Autant la production d'électricité solaire (panneaux photovoltaiques) coûte très cher, a un fort mauvais rendement (de l'ordre de 15%) et ne sera pas compétitive avec l'électricité nucléaire dans l'avenir (tant qu'il y aura de l'uranium et du thorium), c'est-à-dire pour plusieurs dizaines de millénaires, autant les usages thermiques de l'énergie solaire (production d'eau chaude domestique, chauffage des habitations, et peut-être aussi le dessalement de l'eau de mer, sont appelés à se développer.
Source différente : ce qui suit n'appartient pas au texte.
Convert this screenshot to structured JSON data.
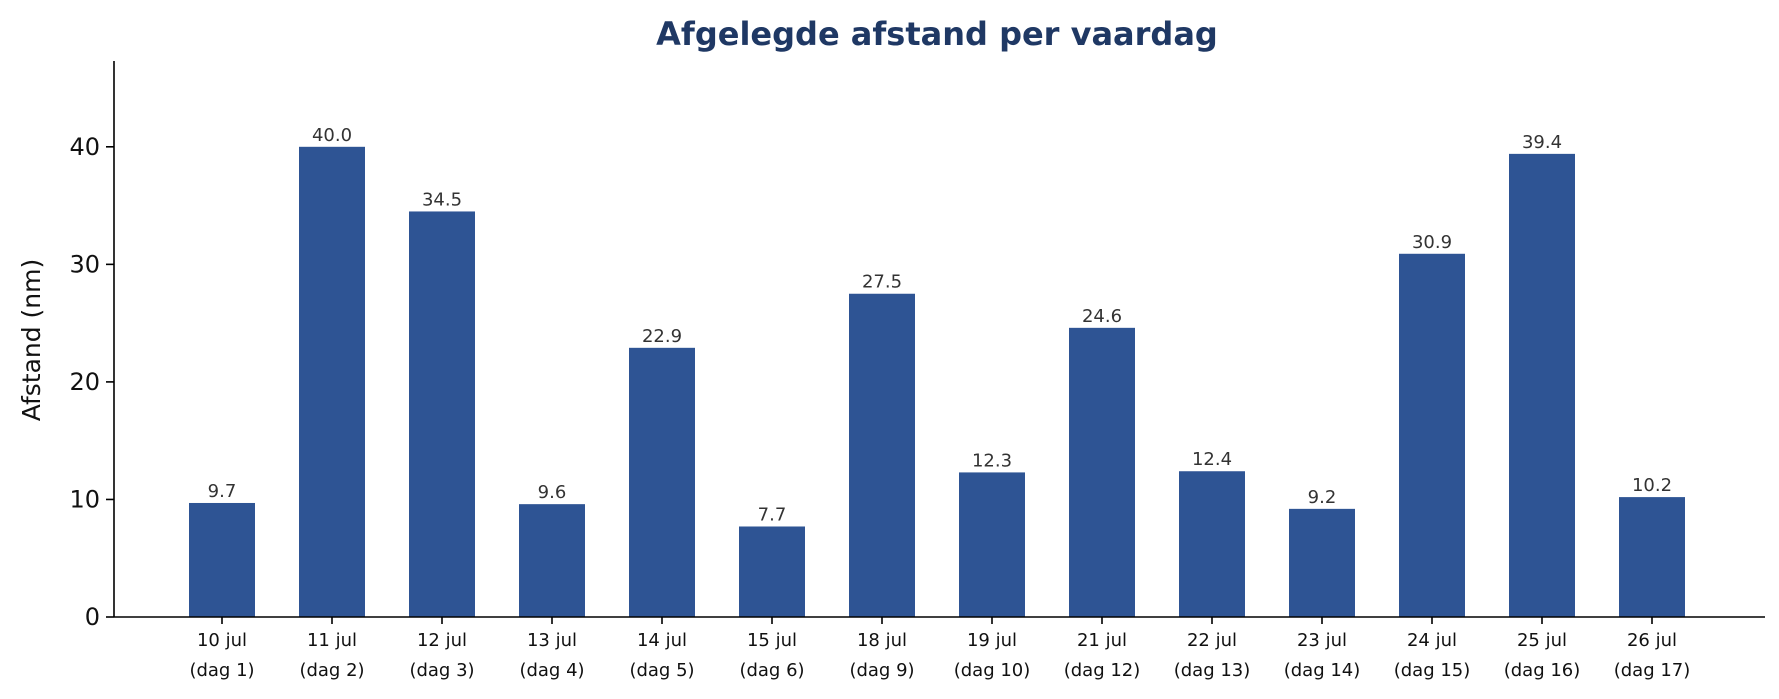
{
  "chart_data": {
    "type": "bar",
    "title": "Afgelegde afstand per vaardag",
    "xlabel": "",
    "ylabel": "Afstand (nm)",
    "ylim": [
      0,
      47.3
    ],
    "yticks": [
      0,
      10,
      20,
      30,
      40
    ],
    "grid": false,
    "bar_color": "#2e5494",
    "categories": [
      [
        "10 jul",
        "(dag 1)"
      ],
      [
        "11 jul",
        "(dag 2)"
      ],
      [
        "12 jul",
        "(dag 3)"
      ],
      [
        "13 jul",
        "(dag 4)"
      ],
      [
        "14 jul",
        "(dag 5)"
      ],
      [
        "15 jul",
        "(dag 6)"
      ],
      [
        "18 jul",
        "(dag 9)"
      ],
      [
        "19 jul",
        "(dag 10)"
      ],
      [
        "21 jul",
        "(dag 12)"
      ],
      [
        "22 jul",
        "(dag 13)"
      ],
      [
        "23 jul",
        "(dag 14)"
      ],
      [
        "24 jul",
        "(dag 15)"
      ],
      [
        "25 jul",
        "(dag 16)"
      ],
      [
        "26 jul",
        "(dag 17)"
      ]
    ],
    "values": [
      9.7,
      40.0,
      34.5,
      9.6,
      22.9,
      7.7,
      27.5,
      12.3,
      24.6,
      12.4,
      9.2,
      30.9,
      39.4,
      10.2
    ],
    "value_labels": [
      "9.7",
      "40.0",
      "34.5",
      "9.6",
      "22.9",
      "7.7",
      "27.5",
      "12.3",
      "24.6",
      "12.4",
      "9.2",
      "30.9",
      "39.4",
      "10.2"
    ]
  }
}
Quand on parle de l'énergie solaire, il faut bien distinguer l'énergie solaire THERMIQUE (dont on utilise la chaleur : eau chaude solaire, le chauffage solaire des habitations, peut-être le dessalement solaire...) qui est appelée à se développer et doit être encouragée (et qui de plus dispose d'un gros avantage écologique en se subsituant au pétrole et au gaz, producteurs de CO2), du solaire PHOTOVOLTAIQUE (qui fabrique de l'électricité), qui est en compétition avec l'électricité nucléaire (déjà très propre, et beaucoup moins chère et de très loin que les kWh photovoltaiques y compris dans un avenir prévisible). La photovoltaique est donc de peu d'intérêt, aussi bien pour des raisons écologiques qu'économiques et ne remplacera pas les moyens actuels de production, pour la grande production d'électricité. L'énergie photovoltaique restera essentiellement cantonnée (à moyen terme) à des toutes petites puissances produites loin des réseaux électriques, par ex. pour alimenter une borne téléphonique d'autoroute ou pour recharger une petite batterie sur un voilier en mer. Dans ces cas c'est très cher au kWh mais la quantité consommée est toute petite et rend possible un service important rendu à l'usager : pouvoir appeler au secours depuis une borne d'autoroute et pouvoir recharger une petite batterie alimentant une petite radio, une ampoule de faible puissance ou un micro-ordinateur sur un voilier.